Belfast councillors have inflicted a series of sharp cracks of the whip on the backs of ratepayers in recent years - a 5.44% rise last year and a whopping 7.99% before that. It amounts to an increase of more than 20% in four years. People are entitled to ask what they are getting in return for these bigger bills in terms of better services.
Three councils have settled on increases around 5% - Mid Ulster, Antrim and Newtownabbey, and Derry City and Strabane - while the remainder have imposed rises between 3.65% and 3.99%.
Councils and the executive must do more to improve public services, and stop treating ratepayers as cash-cows
Amid all this, it remains difficult to discern if the savings that were promised when district councils were reorganised and reduced from 26 to 11 have ever been truly realised.
Some councils have cited the cost of covering increased national insurance contributions this year as at least part of the explanation for their inflation-busting rate rises. Derry and Strabane council, for example, said the Labour government’s policy had added an extra £1.1m to its wage costs. This amounted to a “direct 1.21% impact on rates bills”, it said.
However, the British government has committed to giving the Stormont executive the money needed to cover the councils' extra national insurance costs. But as secretary of state Hilary Benn confirmed to this newspaper last week, the executive isn’t obliged to pass those extra Treasury funds on to councils.

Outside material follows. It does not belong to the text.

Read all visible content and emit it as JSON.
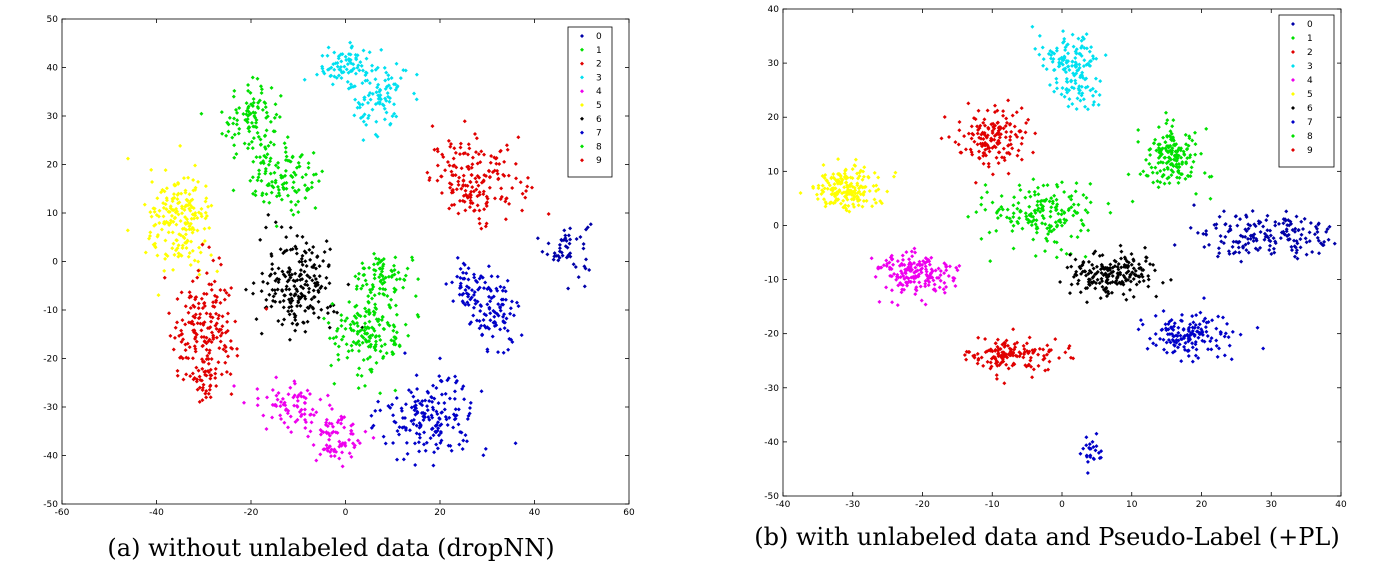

The executive’s machinations might tend to the opaque, but if ministers have decided not to pass on the cash earmarked for councils' national insurance costs, they should at least be up-front about it.
The rates system is an effective way for councils and the executive to raise revenue. But they must do more to improve public services and offer value for money, and stop treating hard-pressed households as mere cash-cows.